Database

Database access in pygrametl is done through either a PEP 249 connection if CPython is used, or with a JDBC connection when pygrametl is running on Jython. pygrametl provides multiple abstractions on top of these connections and direct usage of these to manipulate the database should generally not be necessary. As an abstraction for database rows Python’s dict type is used, where the keys the names of the columns in the table and the values are the data stored in that row.

Connection Wrappers

Multiple connection wrappers are provided by the pygrametl framework to allow PEP 249 connections and JDBC connections to be used uniformly, and to allow multiple threads and process to use the connection safely. In addition, the connection wrappers for PEP 249 connections also automatically convert from the pyformat parameter style used by pygrametl to any of the other parameter styles defined in PEP 249#paramstyle. To simplify the use of database connections, the first connection wrapper created is set as the default. The default connection wrapper can be used by abstractions such as tables.FactTable and tables.Dimension without the user having to pass the connection wrapper to them explicitly. If another database connection should be used, for example, if data is read from one database and written to another, a specific connection can be explicitly passed as an argument to all pygrametl abstractions that can read to and/or write from a database.

ConnectionWrapper and JDBCConnectionWrapper.JDBCConnectionWrapper are the two main connection wrappers provided by pygrametl. The interface provided by these two classes is just an abstraction on top of database operations, and provides methods, among others, for executing statements, iterating over returned rows, and committing transactions. Note however that these connection wrappers cannot be used by multiple threads or processes in parallel. To ensure that database access is performed correctly in a parallel ETL program without burdening the user with the task, the class parallel.SharedConnectionWrapperClient is provided. This class can be created from an existing connection wrapper using the function parallel.shareconnectionwrapper(). Each separate process can then be given a unique copy of the shared connection to access the database safely in parallel. For more information about the parallel capabilities of pygrametl see Parallel.
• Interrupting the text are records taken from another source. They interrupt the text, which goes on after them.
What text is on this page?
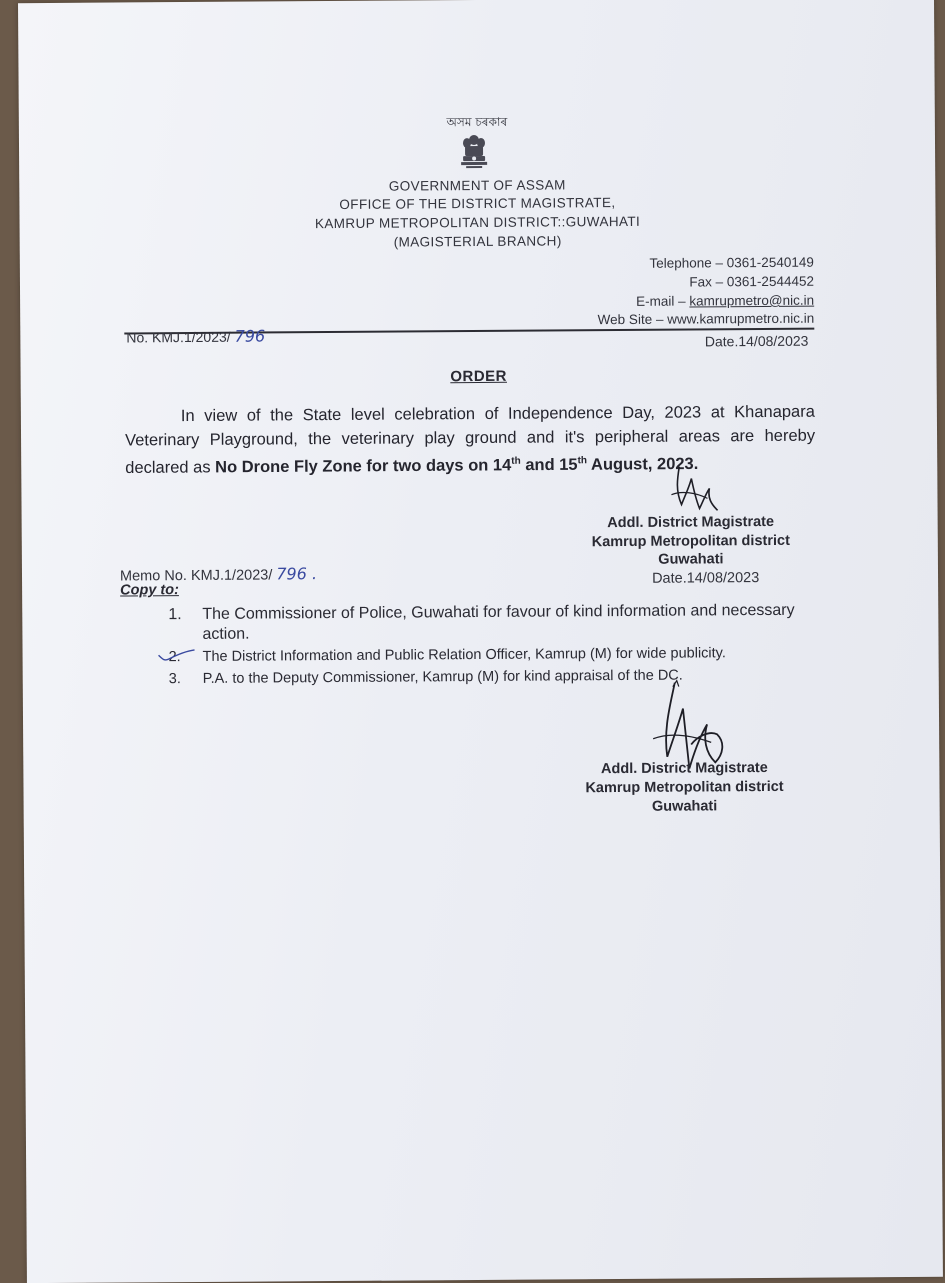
অসম চৰকাৰ
GOVERNMENT OF ASSAM
OFFICE OF THE DISTRICT MAGISTRATE,
KAMRUP METROPOLITAN DISTRICT::GUWAHATI
(MAGISTERIAL BRANCH)
Telephone – 0361-2540149
Fax – 0361-2544452
E-mail – kamrupmetro@nic.in
Web Site – www.kamrupmetro.nic.in
No. KMJ.1/2023/ 796	Date.14/08/2023
ORDER
In view of the State level celebration of Independence Day, 2023 at Khanapara Veterinary Playground, the veterinary play ground and it's peripheral areas are hereby declared as No Drone Fly Zone for two days on 14th and 15th August, 2023.
Addl. District Magistrate
Kamrup Metropolitan district
Guwahati
Memo No. KMJ.1/2023/ 796 .	Date.14/08/2023
Copy to:
1.	The Commissioner of Police, Guwahati for favour of kind information and necessary action.
2.	The District Information and Public Relation Officer, Kamrup (M) for wide publicity.
3.	P.A. to the Deputy Commissioner, Kamrup (M) for kind appraisal of the DC.
Addl. District Magistrate
Kamrup Metropolitan district
Guwahati
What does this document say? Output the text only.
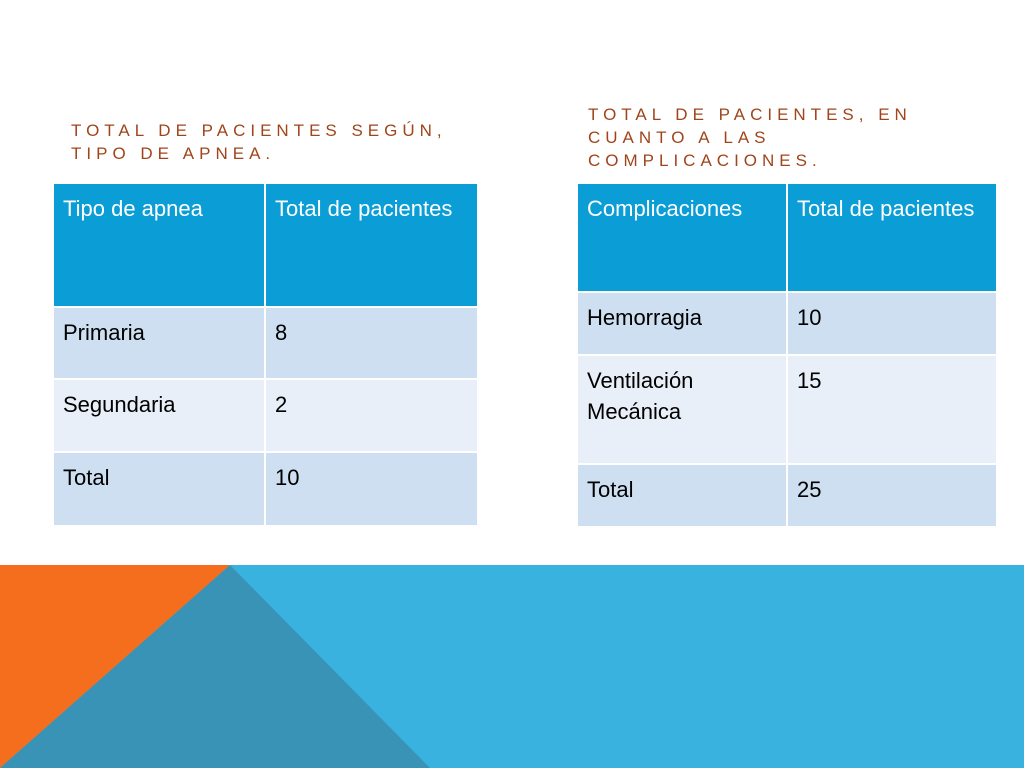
TOTAL DE PACIENTES SEGÚN, TIPO DE APNEA.
TOTAL DE PACIENTES, EN CUANTO A LAS COMPLICACIONES.
Tipo de apnea	Total de pacientes
Primaria	8
Segundaria	2
Total	10
Complicaciones	Total de pacientes
Hemorragia	10
Ventilación Mecánica	15
Total	25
Experimental Connection Wrappers

pygrametl also provides two very experimental connection wrappers: BackgroundConnectionWrapper and JDBCConnectionWrapper.BackgroundJDBCConnectionWrapper. They are provided as alternatives to ConnectionWrapper and JDBCConnectionWrapper.JDBCConnectionWrapper and perform the database operations in a separate thread instead of the same thread as the ETL program. As they are considered experimental, they are not set as default upon creation, and must thus manually be set as the default with the method setasdefault(), available on all connection wrappers, or be manually passed around the program.

For most usage the classes ConnectionWrapper and JDBCConnectionWrapper.JDBCConnectionWrapper will likely provide better performance compared to the background versions. Furthermore, a connection wrapper used in a parallel ETL program should always be wrapped using parallel.shareconnectionwrapper() to ensure safe parallel database access, which itself runs the connection wrapper in a separate process or thread depending on the implementation. As the two implementations are very similar and provide an identical interface, either set of implementations might be removed in a future release.